Résume de droit commercial marocain 


Introduction
• Le droit commercial est un outil entre autre de gestion d'entreprise. C'est une branche de droit privé aux applications économiques.
• Il naquit et se développa avec la révolution industrielle et technologique.
Sujets du droit commercial
• On dit souvent que c'est le droit des actes de commerce et des commerçants. En réalité, le droit commercial se constitue de l'ensemble des règles relatives à la profession commerciale, aux activités commerciales, aux actes commerciaux et aux procédures commerciales en plus des instruments commerciaux.



Les actes commerciaux
• Traditionnellement, les auteurs distinguent entre des actes de commerce par nature, des actes commerciaux par la forme, des actes mixtes et des actes de commerce par accessoire.
• Avec la réforme du code de commerce, il convient de distinguer désormais entre les actes principaux de l’activité et les actes accessoires.
Les actes commerciaux par nature
• Les actes de commerce par nature se caractérisent par le fait de conférer à leur auteur la qualité de commerçant quand il les exerce à titre habituel
Les actes commerciaux par la forme
• Ce sont ceux dont la commercialité résulte de la forme dans laquelle ils se produisent.
• Le législateur a retenu deux formes différentes qui confèrent indépendamment de tous autres facteurs, la qualité commerciale aux actes.
• Il s’agit des formes d’activité et d’effet de commerce.
Les actes de commerce par accessoire
• selon l'article 10 du code de commerce, les actes de commerce par accessoire sont des actes non commerciaux par nature ni par la forme qui pourtant sont accomplis par le commerçant à l’occasion de son commerce.
Les actes mixtes.
• Ce sont des actes commerciaux par nature, par la forme ou par accessoire pour une partie et civils ou administratifs pour l'autre partie.
• L'article 4 du code de commerce n'envisage que le cas de l'acte commercial et civil en même temps; les actes commerciaux et administratifs en même temps obéissent au droit administratif.
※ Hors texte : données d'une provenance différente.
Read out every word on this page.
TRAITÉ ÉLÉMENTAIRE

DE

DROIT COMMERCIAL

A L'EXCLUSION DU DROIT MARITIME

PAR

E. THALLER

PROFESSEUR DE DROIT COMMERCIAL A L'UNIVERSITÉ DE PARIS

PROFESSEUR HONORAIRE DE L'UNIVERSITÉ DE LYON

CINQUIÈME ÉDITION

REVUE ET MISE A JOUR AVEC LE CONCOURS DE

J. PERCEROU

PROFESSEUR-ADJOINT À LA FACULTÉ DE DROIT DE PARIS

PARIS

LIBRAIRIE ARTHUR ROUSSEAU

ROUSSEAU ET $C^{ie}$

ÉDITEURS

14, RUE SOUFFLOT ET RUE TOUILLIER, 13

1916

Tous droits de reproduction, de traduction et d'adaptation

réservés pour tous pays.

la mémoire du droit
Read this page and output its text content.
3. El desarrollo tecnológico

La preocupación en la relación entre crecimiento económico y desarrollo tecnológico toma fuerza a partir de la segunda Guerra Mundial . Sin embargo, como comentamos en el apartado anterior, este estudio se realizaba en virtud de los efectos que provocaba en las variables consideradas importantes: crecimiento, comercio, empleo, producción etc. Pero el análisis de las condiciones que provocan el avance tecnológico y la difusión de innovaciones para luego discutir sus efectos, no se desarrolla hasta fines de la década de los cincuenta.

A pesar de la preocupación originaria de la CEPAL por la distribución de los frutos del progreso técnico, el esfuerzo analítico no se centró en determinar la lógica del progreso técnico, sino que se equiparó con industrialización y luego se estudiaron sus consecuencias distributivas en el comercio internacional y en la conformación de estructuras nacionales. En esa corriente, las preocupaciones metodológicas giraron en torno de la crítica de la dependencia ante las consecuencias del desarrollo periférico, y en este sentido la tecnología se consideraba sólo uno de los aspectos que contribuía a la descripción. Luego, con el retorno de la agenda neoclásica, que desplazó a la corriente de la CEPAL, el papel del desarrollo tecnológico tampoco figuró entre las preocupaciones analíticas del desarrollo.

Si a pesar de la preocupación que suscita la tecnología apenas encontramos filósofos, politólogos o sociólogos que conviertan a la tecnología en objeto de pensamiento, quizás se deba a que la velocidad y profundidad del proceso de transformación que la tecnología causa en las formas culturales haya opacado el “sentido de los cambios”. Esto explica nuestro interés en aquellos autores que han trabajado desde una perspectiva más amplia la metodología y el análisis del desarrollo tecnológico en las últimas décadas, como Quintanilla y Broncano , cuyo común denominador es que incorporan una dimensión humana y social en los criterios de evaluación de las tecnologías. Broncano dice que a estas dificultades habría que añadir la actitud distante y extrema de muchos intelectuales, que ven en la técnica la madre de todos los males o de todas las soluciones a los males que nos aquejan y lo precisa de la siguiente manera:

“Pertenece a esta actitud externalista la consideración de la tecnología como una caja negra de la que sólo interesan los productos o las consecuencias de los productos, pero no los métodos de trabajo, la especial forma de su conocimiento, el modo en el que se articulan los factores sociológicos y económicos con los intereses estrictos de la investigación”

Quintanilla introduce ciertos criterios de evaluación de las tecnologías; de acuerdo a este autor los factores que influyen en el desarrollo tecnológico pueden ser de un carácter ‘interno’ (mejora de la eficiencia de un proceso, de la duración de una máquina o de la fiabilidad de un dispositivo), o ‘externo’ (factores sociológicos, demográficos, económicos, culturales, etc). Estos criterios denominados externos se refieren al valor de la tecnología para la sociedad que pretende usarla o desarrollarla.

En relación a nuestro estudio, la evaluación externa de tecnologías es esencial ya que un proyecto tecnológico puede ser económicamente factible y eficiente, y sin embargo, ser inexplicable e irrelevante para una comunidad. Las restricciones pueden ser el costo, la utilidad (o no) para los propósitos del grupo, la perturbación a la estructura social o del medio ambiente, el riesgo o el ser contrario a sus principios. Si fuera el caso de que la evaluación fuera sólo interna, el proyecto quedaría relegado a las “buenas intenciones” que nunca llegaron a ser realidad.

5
Les activités commerciales
• Du point de vue économique les activités commerciales sont celles du secteur tertiaire.
• Du point de vu légal, les activités des secteurs primaire et secondaire peuvent également être commerciales.
• La loi ne tient pas compte de la différence économique entre les secteurs d'activité, et retient une répartition plutôt géographique des activités selon qu'elles sont terrestres, maritimes ou aériennes.
Les activités terrestres
• Le législateur n’a pas défini ces activités ; il en donne des exemples au code de commerce.
• Les activités du commerce terrestre ont été citées en exemple dans l’article 6 du code de commerce qui dispose : « Sous réserve des dispositions du chapitre II du titre IV ci-après, relatif à la publicité au registre du commerce, la qualité de commerçant s’acquiert par l’exercice habituel ou professionnel des activités suivantes :
• 1)- l’achat de meubles corporels ou incorporels en vue de les revendre soit en nature soit après les avoir travaillés et mis en oeuvre ou en vue de les louer ;
• 2)- la location de meubles corporels ou incorporels en vue de leur sous-location ;
• 3)- l’achat d’immeubles en vue de les revendre en l’état ou après transformation
• 4)- la recherche et l’exploitation des mines et carrières ;
• 5)- l’activité industrielle ou artisanale ;
• 6)- le transport ;
• 7)- la banque, le crédit et les transactions financières ;
• 8)- les opérations d’assurances a primes fixes ;
• 9)-le courtage, la commission et toutes autres opérations d’entremise ;
• 10)- l’exploitation d’entrepôts et magasins généraux ;
• 11)- l’imprimerie et l’édition quels qu’en soient la forme et le support ;
• 12)- le bâtiment et les travaux publics ;
• 13)- les bureaux et agences d’affaires, de voyages, d’information et de publicité ;
• 14)- la fourniture de produits et services ;
• 15)- l’organisation de spectacles publics ;
• 16)- la vente aux enchères publiques ;
• 17)- la distribution d’eau, d’électricité et de gaz ;
• 18)- les postes et télécommunications ».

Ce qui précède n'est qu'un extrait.